Parents and Caregivers Reminded to Check Car Seats During Child Passenger Safety Week

A week of events from Sept. 23-29 will culminate with Seat Check Saturday

The Governor’s Office of Highway Safety and its partners throughout the state recommend parents and caregivers make sure their children are riding safe by having their safety seat checked by a certified technician.

Health departments, sheriff’s offices, Safe Kids chapters and other highway safety partners will be holding free safety events and car seat checks around Georgia during National Child Passenger Safety Week Sept. 23-29.

At a time when car crashes are still a leading cause of death for children, Child Passenger Safety Week utilizes activities like community events, training classes and car seat checks to make sure that not only car seats are installed correctly, but that children are buckled correctly.

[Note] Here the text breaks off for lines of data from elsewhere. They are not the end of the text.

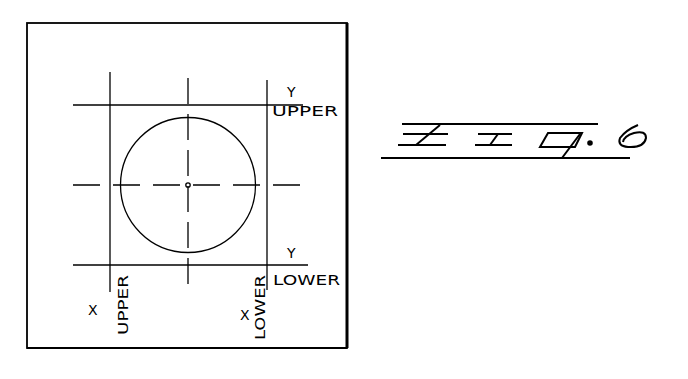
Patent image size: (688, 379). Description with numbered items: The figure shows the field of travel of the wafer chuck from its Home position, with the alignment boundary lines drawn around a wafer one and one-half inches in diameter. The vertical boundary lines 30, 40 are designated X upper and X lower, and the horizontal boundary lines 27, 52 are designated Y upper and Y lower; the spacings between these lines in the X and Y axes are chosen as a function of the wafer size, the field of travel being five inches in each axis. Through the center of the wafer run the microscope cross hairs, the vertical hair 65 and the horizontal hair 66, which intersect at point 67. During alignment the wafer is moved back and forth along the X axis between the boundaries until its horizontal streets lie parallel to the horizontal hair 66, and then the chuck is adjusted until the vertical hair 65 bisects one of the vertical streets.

The boundary line 30 is at (110, 86).
The boundary line 40 is at (267, 82).
The boundary line 27 is at (224, 103).
The boundary line 52 is at (232, 266).
The vertical hair 65 is at (188, 86).
The horizontal hair 66 is at (222, 180).
The intersection point 67 is at (189, 186).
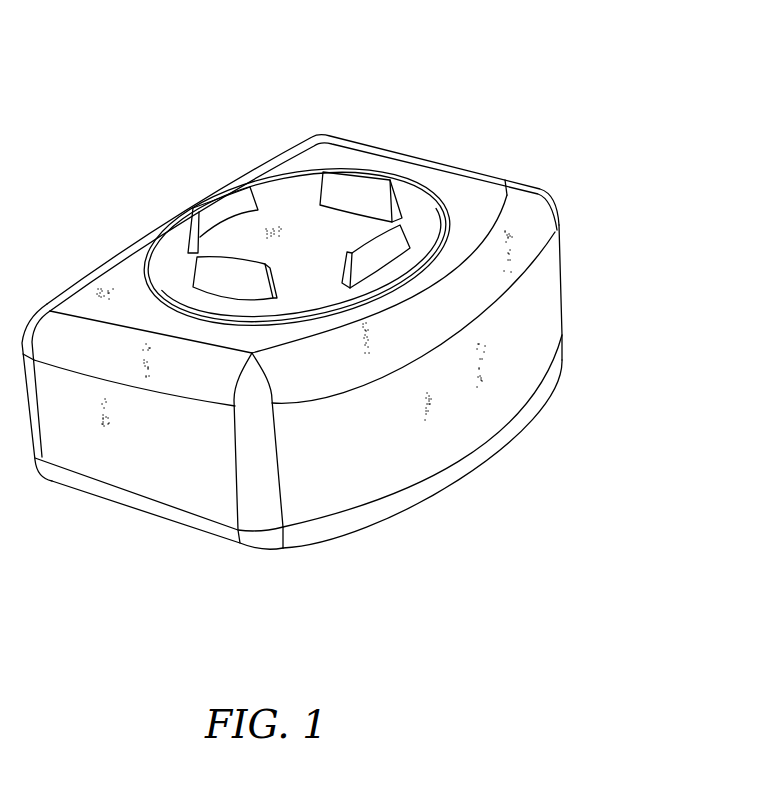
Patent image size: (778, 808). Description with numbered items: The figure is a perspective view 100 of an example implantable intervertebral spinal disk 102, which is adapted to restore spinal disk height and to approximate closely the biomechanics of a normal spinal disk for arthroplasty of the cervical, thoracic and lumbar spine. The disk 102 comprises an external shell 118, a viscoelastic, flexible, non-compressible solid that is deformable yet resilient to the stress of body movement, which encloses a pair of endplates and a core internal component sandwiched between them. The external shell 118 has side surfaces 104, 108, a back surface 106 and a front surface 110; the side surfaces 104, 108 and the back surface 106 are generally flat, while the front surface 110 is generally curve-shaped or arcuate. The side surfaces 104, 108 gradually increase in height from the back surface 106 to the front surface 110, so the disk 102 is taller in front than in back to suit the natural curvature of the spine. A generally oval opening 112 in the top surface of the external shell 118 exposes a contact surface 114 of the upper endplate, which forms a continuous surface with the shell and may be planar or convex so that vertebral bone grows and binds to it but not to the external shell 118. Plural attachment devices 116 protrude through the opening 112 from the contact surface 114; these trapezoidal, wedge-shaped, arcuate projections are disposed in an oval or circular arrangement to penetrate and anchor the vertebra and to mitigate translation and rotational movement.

The perspective view 100 is at (466, 45).
The implantable intervertebral spinal disk 102 is at (270, 568).
The side surface 104 is at (133, 492).
The back surface 106 is at (112, 268).
The side surface 108 is at (345, 141).
The front surface 110 is at (437, 477).
The opening 112 is at (447, 214).
The contact surface 114 is at (417, 207).
The attachment devices 116 is at (365, 245).
The external shell 118 is at (561, 296).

“It is our job as parents and caregivers to make sure our precious cargo is as safe and secure as possible while we’re behind the wheel,” Governor’s Office of Highway Safety Communications Manager Robert Hydrick said. “Even if you think your child’s car seat is installed correctly, use Child Passenger Safety Week to get it double checked by a certified child passenger safety technician.”

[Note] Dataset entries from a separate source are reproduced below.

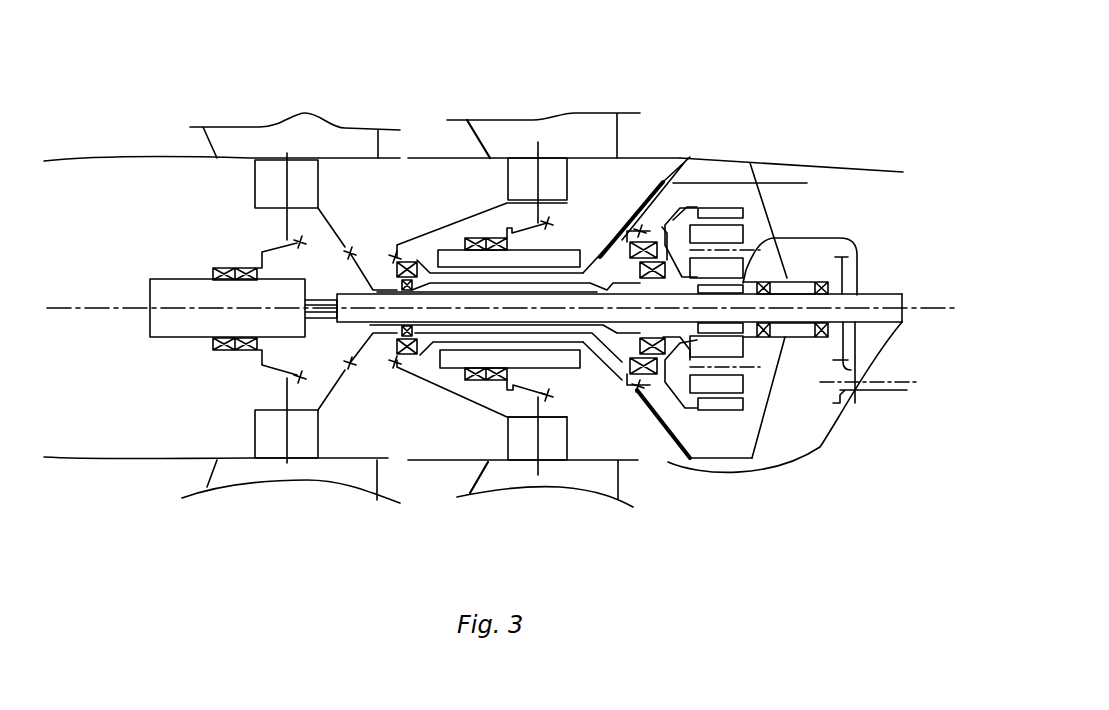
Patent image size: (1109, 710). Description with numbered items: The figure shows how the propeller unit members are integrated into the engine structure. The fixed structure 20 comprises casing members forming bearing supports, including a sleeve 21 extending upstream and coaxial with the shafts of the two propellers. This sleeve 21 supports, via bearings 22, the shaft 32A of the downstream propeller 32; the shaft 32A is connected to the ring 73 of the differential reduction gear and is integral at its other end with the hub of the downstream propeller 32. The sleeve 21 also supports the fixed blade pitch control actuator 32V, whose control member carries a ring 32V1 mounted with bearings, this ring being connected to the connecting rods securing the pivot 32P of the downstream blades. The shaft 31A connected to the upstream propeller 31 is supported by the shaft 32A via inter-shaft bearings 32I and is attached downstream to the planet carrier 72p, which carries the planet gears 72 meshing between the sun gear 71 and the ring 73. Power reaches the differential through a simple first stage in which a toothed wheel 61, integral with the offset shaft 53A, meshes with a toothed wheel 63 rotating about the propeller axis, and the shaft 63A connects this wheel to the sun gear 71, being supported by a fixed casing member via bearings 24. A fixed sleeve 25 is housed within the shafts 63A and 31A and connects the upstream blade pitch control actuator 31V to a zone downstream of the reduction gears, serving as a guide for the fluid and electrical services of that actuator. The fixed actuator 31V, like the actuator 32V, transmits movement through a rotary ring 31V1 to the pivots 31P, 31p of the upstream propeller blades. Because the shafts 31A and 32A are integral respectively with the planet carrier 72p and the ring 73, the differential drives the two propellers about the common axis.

The fixed structure 20 is at (700, 158).
The sleeve 21 is at (447, 265).
The bearings 22 is at (643, 247).
The bearings 24 is at (833, 256).
The fixed sleeve 25 is at (800, 337).
The upstream propeller 31 is at (237, 142).
The pivot of the upstream propeller blades 31p is at (285, 182).
The pivots of the upstream propeller blades 31P is at (287, 440).
The shaft of the upstream propeller 31A is at (428, 233).
The upstream propeller blade pitch control actuator 31V is at (165, 295).
The rotary ring 31V1 is at (213, 350).
The downstream propeller 32 is at (497, 475).
The blade pitch control actuator of the downstream propeller 32V is at (492, 237).
The ring 32V1 is at (480, 250).
The pivot of the blades 32P is at (547, 177).
The shaft of the downstream propeller 32A is at (575, 268).
The inter-shaft bearings 32I is at (630, 350).
The shaft 53A is at (892, 393).
The toothed wheel 61 is at (851, 370).
The toothed wheel 63 is at (845, 335).
The shaft 63A is at (782, 322).
The sun gear 71 is at (820, 283).
The planet gears 72 is at (733, 268).
The planet carrier 72p is at (755, 212).
The ring 73 is at (720, 208).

Data from the National Highway Traffic Safety Administration indicates two-out-of-three car seats are installed incorrectly. In addition, research shows car seats reduce the risk of fatal injury by 71 percent with infants and 54 percent with toddlers in passenger vehicles. Unfortunately in Georgia, 388 children age 5 or older were killed in unrestrained traffic fatalities in 2015. State law requires child passengers to be restrained in a car seat or booster seat appropriate for their height and weight until the age of 8.

NHTSA recommends keeping car seats rear-facing as long as possible, up to the maximum height or weight allowed by each seat’s manufacturer guidelines. Once a child outgrows the rear-facing-only “infant” car seat, he/she should travel in a rear-facing “convertible” or all-in-one car seat. Once a child outgrows the rear-facing size limits, the child is ready to travel in a forward-facing car seat with a harness. After outgrowing the forward-facing car seat with harness, children should be placed in booster seats until they’re the right size to use seat belts safely. And if children are under 13 years old, they should always sit in the back seat.

“Every 33 seconds in 2015, a child under 13 was involved in a traffic crash,” Hydrick said. “Using car seats that are age and size-appropriate is the best way to keep your children safe. Car seats, booster seats and seatbelts can make all the difference.”

Parents and caregivers in Georgia can also visit for a county-by-county list of car seat fitting stations in Georgia.

During Child Passenger Safety Week, many local health departments, sheriff’s offices, fire departments and Safe Kids chapters will be holding special events to increase child passenger safety and awareness. Those interested in attending such events can contact their local health department for details.